The Board is responsible for the governance of risk, therefore approves the risk policy, framework and risk appetite statements that sets the tone for the risk management function at Nampost. The Board delegated the implementation of the risk management policy and framework to the management of Nampost, specifically the Risk Management Department. Therefore, the department is responsible for the risk and business continuity management.
The risk management department facilitates the identification of risks that may have a negative impact on Nampost strategic objectives. These risks range from strategic, operational and project risks both from an internal and an external perspective.

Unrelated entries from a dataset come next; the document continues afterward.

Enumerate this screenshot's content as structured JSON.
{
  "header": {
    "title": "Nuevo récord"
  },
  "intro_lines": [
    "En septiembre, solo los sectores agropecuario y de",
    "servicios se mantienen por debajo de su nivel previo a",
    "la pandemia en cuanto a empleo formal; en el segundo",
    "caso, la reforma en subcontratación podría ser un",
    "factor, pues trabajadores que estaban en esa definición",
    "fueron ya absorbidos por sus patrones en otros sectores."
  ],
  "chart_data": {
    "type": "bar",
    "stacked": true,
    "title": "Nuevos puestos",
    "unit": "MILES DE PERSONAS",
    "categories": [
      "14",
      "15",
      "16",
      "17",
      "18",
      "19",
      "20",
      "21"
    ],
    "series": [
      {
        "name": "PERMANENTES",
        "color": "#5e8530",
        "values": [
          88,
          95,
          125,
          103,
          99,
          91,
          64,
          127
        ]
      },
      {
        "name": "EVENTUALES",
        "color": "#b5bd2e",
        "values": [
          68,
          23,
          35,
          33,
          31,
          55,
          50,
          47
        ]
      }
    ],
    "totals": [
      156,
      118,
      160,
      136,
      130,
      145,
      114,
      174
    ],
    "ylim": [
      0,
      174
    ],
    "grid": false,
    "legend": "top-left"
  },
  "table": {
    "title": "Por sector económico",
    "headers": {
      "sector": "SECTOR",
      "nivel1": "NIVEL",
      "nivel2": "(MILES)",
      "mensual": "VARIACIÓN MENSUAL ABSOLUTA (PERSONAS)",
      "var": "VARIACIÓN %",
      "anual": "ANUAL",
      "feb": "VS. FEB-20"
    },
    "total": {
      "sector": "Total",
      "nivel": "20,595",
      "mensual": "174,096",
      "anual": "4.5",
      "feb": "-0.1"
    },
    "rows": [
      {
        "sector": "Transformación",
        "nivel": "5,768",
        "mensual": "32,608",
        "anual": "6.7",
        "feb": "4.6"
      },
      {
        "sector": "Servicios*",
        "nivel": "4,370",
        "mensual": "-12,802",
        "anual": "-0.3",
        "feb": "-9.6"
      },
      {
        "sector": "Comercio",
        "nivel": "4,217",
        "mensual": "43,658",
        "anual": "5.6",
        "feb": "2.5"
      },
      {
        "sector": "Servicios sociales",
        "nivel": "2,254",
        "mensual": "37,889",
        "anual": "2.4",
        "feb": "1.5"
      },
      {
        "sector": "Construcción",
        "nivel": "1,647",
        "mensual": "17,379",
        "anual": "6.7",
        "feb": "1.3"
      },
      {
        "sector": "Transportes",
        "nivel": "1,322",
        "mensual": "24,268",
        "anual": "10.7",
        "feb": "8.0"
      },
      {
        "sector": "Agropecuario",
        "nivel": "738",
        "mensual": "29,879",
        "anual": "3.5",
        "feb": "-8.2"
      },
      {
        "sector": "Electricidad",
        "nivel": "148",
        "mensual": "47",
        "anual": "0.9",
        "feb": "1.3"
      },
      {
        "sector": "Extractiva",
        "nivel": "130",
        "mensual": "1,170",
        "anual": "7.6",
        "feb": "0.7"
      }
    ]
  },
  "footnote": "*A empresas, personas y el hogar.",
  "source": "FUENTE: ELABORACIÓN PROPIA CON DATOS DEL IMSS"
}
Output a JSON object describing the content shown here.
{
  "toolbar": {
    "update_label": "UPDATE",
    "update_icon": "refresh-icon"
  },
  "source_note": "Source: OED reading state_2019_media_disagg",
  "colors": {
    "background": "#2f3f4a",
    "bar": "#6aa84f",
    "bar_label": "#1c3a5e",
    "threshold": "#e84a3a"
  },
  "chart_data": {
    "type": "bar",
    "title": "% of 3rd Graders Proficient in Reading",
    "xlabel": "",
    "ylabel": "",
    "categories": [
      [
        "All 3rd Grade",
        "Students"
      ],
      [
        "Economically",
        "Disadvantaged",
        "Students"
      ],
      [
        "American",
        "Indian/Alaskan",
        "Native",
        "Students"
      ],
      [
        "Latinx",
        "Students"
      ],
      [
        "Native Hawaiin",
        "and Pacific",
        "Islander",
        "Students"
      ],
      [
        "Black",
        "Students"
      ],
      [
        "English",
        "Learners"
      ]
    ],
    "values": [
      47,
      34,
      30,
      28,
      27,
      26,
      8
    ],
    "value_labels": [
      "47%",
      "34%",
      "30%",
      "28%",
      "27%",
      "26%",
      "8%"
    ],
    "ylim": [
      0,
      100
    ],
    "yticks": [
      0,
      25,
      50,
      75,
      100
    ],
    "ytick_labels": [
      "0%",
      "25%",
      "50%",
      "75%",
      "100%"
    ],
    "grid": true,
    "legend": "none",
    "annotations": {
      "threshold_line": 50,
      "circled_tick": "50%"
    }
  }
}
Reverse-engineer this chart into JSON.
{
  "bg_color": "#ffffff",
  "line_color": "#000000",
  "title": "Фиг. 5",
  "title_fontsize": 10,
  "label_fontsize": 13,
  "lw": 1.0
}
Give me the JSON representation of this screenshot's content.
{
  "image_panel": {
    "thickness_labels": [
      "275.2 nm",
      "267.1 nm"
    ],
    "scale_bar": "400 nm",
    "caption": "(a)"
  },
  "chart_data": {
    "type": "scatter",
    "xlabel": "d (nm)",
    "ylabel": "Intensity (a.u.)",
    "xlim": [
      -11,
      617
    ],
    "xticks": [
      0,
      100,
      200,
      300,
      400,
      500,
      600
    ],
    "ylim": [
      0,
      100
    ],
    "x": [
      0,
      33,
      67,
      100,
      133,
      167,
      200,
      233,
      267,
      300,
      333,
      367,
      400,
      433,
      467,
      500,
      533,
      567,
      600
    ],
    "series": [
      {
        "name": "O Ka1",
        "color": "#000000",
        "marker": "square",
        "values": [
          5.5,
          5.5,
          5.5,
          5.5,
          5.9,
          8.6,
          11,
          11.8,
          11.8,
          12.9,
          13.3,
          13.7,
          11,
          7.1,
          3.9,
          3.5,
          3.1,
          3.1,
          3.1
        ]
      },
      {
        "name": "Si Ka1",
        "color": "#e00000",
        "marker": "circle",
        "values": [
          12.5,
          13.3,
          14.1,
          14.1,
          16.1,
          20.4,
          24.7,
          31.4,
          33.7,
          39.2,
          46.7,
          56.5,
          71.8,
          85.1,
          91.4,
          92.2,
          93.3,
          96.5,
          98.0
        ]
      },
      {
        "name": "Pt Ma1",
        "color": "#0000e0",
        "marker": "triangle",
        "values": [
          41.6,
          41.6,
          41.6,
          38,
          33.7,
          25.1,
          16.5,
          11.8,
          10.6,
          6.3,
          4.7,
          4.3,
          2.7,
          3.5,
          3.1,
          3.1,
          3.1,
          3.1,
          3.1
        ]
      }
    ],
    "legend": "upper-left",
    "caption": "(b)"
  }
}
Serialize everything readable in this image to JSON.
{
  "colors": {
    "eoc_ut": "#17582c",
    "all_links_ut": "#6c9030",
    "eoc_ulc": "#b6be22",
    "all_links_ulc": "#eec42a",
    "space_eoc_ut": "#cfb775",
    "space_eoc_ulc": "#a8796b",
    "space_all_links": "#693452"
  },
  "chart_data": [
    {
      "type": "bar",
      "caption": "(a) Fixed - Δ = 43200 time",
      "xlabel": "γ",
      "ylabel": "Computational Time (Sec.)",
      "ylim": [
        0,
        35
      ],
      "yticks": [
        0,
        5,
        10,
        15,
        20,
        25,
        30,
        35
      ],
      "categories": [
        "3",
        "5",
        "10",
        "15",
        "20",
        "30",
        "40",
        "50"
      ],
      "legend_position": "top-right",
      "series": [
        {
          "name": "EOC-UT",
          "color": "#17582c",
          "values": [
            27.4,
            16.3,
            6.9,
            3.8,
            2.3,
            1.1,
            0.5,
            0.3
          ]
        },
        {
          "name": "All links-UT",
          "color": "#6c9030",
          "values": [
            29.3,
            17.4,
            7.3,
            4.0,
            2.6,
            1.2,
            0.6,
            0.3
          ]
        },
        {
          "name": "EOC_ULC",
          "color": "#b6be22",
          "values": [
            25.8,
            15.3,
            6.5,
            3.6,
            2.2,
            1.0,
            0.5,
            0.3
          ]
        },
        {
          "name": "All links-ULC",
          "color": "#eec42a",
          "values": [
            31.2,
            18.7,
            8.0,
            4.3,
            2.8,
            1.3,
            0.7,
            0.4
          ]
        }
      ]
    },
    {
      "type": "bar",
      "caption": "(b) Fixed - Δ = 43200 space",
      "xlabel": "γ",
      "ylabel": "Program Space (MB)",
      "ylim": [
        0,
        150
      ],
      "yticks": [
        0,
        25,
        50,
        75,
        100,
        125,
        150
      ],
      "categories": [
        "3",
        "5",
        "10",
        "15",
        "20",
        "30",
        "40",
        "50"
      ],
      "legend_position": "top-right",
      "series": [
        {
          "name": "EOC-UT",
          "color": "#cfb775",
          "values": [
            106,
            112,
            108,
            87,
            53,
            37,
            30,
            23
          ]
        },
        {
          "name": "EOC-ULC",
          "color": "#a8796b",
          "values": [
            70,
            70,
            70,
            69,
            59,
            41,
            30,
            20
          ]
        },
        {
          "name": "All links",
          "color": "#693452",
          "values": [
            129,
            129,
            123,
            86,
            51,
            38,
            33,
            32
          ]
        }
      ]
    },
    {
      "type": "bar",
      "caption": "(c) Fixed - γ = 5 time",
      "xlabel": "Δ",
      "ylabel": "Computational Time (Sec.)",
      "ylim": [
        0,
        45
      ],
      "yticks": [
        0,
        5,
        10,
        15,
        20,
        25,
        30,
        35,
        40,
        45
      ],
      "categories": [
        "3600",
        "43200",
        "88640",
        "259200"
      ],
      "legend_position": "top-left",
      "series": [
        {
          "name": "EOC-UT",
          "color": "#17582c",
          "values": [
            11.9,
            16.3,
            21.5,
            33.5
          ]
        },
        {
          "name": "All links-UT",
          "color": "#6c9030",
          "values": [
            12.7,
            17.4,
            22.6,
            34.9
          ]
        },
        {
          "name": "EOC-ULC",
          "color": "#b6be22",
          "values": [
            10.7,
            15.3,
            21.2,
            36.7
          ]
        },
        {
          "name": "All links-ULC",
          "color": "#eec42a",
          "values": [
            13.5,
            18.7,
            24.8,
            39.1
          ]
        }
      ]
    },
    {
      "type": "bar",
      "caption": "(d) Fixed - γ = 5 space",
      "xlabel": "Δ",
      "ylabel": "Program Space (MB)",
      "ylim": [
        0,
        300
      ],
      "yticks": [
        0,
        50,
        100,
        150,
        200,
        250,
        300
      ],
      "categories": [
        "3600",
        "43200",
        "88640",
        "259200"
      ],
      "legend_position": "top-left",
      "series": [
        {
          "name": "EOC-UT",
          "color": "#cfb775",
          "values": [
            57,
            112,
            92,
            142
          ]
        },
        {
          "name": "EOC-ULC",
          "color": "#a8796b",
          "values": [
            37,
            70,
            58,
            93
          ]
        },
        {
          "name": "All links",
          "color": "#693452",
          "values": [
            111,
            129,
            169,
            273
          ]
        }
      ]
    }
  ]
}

The risks are collated into risk registers that are reviewed monthly by Exco for completeness to ensure that all key and emerging risks are captured and mitigated. In terms of its mandate, the Board also reviews the risk registers on a quarterly basis to ensure completeness and to gauge that those responses are adequate to address the identified risks.
The department also cultivates and enhances the risk management culture through training, as everyone at Nampost is responsible for risk management. This is to ensure that operational risks pertaining to incidents, break down in controls and fraud are pro-actively identified and mitigated at all levels.
The department is also responsible for Business Continuity Management function, to ensure that Nampost can resume operations in the event of a disruption and or disaster.
The risk management function certainly enhances Nampost operational efficiency to ensure that we remain the best at what we do.